Did they realize that God would
actually come to earth and heal the sick, give sight to the
blind, restore limbs to the maimed, cast out demons, and raise
the dead? Or, that in spite of all His kindness, He would be
insulted, ridiculed, and driven out of town?
It would have been incredible
to them that He, the Judge of all, would be betrayed by one of
His own, arrested,and put on trial. The civil authorities would
find Him innocent, but He would be scourged until His back was
like a furrowed field and He was no longer recognizable as a
man.
The psalmists did not know in
great detail what we now know. At a place called Calvary men
would nail the One who is truly God to a cross of wood. It would
be unimaginable to these Old Testament poets. They would have
shaken their heads to think that the brightness of God's glory,
the express image of His Person, the Maker and Upholder of the
universe, was there on a cross, purging man's sins, Heb. 1. 1-3.

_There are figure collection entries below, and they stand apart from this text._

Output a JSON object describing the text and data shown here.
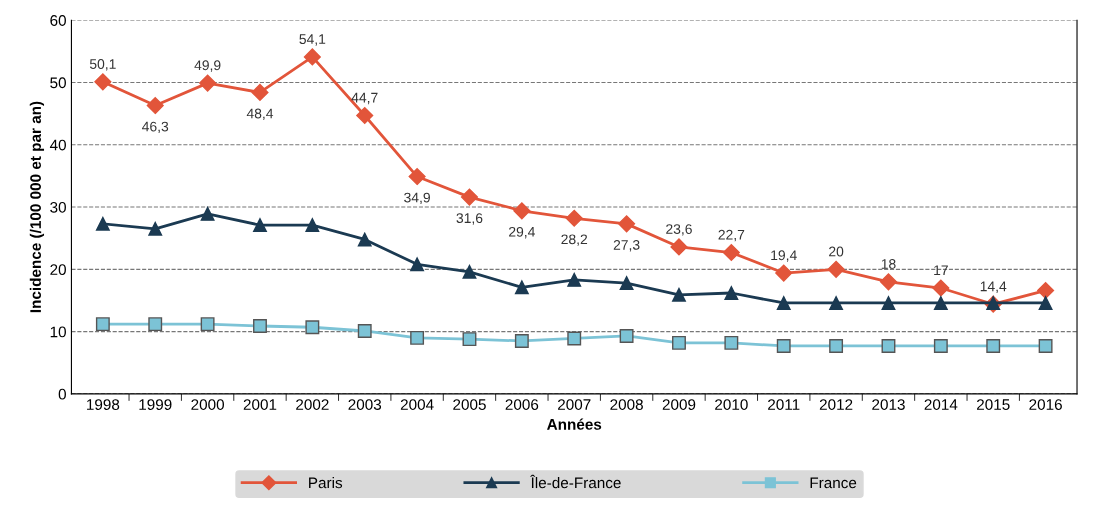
{
  "chart_data": {
    "type": "line",
    "xlabel": "Années",
    "ylabel": "Incidence (/100 000 et par an)",
    "categories": [
      "1998",
      "1999",
      "2000",
      "2001",
      "2002",
      "2003",
      "2004",
      "2005",
      "2006",
      "2007",
      "2008",
      "2009",
      "2010",
      "2011",
      "2012",
      "2013",
      "2014",
      "2015",
      "2016"
    ],
    "series": [
      {
        "name": "Paris",
        "color": "#e2553a",
        "marker": "diamond",
        "values": [
          50.1,
          46.3,
          49.9,
          48.4,
          54.1,
          44.7,
          34.9,
          31.6,
          29.4,
          28.2,
          27.3,
          23.6,
          22.7,
          19.4,
          20,
          18,
          17,
          14.4,
          16.6
        ],
        "value_labels": [
          "50,1",
          "46,3",
          "49,9",
          "48,4",
          "54,1",
          "44,7",
          "34,9",
          "31,6",
          "29,4",
          "28,2",
          "27,3",
          "23,6",
          "22,7",
          "19,4",
          "20",
          "18",
          "17",
          "14,4",
          null
        ]
      },
      {
        "name": "Île-de-France",
        "color": "#1b3a52",
        "marker": "triangle",
        "values": [
          27.3,
          26.5,
          28.9,
          27.1,
          27.1,
          24.8,
          20.8,
          19.6,
          17.1,
          18.3,
          17.8,
          15.9,
          16.2,
          14.6,
          14.6,
          14.6,
          14.6,
          14.6,
          14.6
        ]
      },
      {
        "name": "France",
        "color": "#7cc3d6",
        "marker": "square",
        "values": [
          11.2,
          11.2,
          11.2,
          10.9,
          10.7,
          10.1,
          9.0,
          8.8,
          8.5,
          8.9,
          9.3,
          8.2,
          8.2,
          7.7,
          7.7,
          7.7,
          7.7,
          7.7,
          7.7
        ]
      }
    ],
    "ylim": [
      0,
      60
    ],
    "yticks": [
      0,
      10,
      20,
      30,
      40,
      50,
      60
    ],
    "grid": "y",
    "line_style": "solid",
    "legend": "bottom"
  }
}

Frail creatures took the One Who is high and lifted up in glory
and lifted Him up on a pole of shame. The heaven of heavens
cannot contain Him, yet He was bound by nails. It was the
Immortal who was dying.
Imagine the torrent of heavenly
harmony that the psalmist's massed choir would have raised if
they could have sung in the words of Charles Wesley:
Amazing love! How can it be
That thou, my God, should die for me?
Or Isaac Watts’ hymn that
says:
Forbid it, Lord, that I should
boast
Save in the death of Christ my God.
They saw through a glass
darkly. At times they had brief glimpses of what would happen,
but the full revelation was not for them to know.

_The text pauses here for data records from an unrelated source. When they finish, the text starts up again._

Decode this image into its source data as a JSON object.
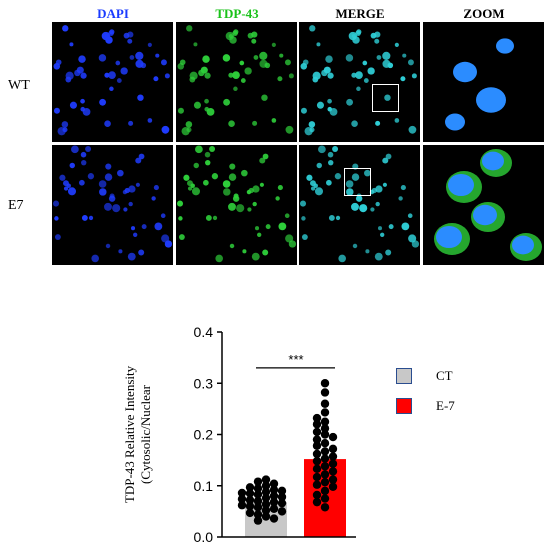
{
  "figure": {
    "columns": [
      {
        "label": "DAPI",
        "color": "#1a3bff"
      },
      {
        "label": "TDP-43",
        "color": "#19c219"
      },
      {
        "label": "MERGE",
        "color": "#000000"
      },
      {
        "label": "ZOOM",
        "color": "#000000"
      }
    ],
    "rows": [
      {
        "label": "WT"
      },
      {
        "label": "E7"
      }
    ]
  },
  "chart_data": {
    "type": "bar",
    "categories": [
      "CT",
      "E-7"
    ],
    "values": [
      0.068,
      0.152
    ],
    "bar_colors": [
      "#c8c8c8",
      "#ff0000"
    ],
    "ylabel_lines": [
      "TDP-43 Relative Intensity",
      "(Cytosolic/Nuclear"
    ],
    "ylim": [
      0.0,
      0.4
    ],
    "yticks": [
      "0.0",
      "0.1",
      "0.2",
      "0.3",
      "0.4"
    ],
    "significance": "***",
    "points": {
      "CT": [
        0.112,
        0.108,
        0.104,
        0.1,
        0.097,
        0.095,
        0.092,
        0.09,
        0.088,
        0.086,
        0.085,
        0.083,
        0.08,
        0.078,
        0.076,
        0.074,
        0.072,
        0.07,
        0.068,
        0.066,
        0.064,
        0.062,
        0.06,
        0.058,
        0.055,
        0.052,
        0.05,
        0.047,
        0.044,
        0.04,
        0.036,
        0.032
      ],
      "E-7": [
        0.3,
        0.282,
        0.26,
        0.243,
        0.232,
        0.225,
        0.22,
        0.212,
        0.205,
        0.2,
        0.195,
        0.19,
        0.183,
        0.178,
        0.172,
        0.167,
        0.162,
        0.157,
        0.153,
        0.148,
        0.143,
        0.138,
        0.133,
        0.128,
        0.122,
        0.117,
        0.112,
        0.107,
        0.102,
        0.098,
        0.09,
        0.082,
        0.075,
        0.068,
        0.058
      ]
    },
    "legend": [
      {
        "label": "CT",
        "color": "#c8c8c8"
      },
      {
        "label": "E-7",
        "color": "#ff0000"
      }
    ]
  }
}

The thought is this. If they,
with the limited knowledge they had, could have poured out such
torrents of praise, worship, adoration, and thanksgiving to the
Lord, how much more should we with what we know about Calvary
and of the One who died there for us.
Once we grasp the truth of what
our God has done for us, of the sacrifice He made to save us, we
will be spontaneous and compulsive worshippers. No one will have
to coax or cajole us to praise the Lord. Our tongues will be the
pen of ready writers. Our lives will be one unending psalm of
praise to Him. In the words of Charles Wesley, we will 'dissolve
our hearts in thankfulness and melt our eyes in tears'. We will
be 'lost in wonder, love, and praise', and 'drowned in love's
mysterious deep'. Like the psalmist we will call on all creation
to join us in singing the excellencies of Him who called us out
of darkness into His marvellous light.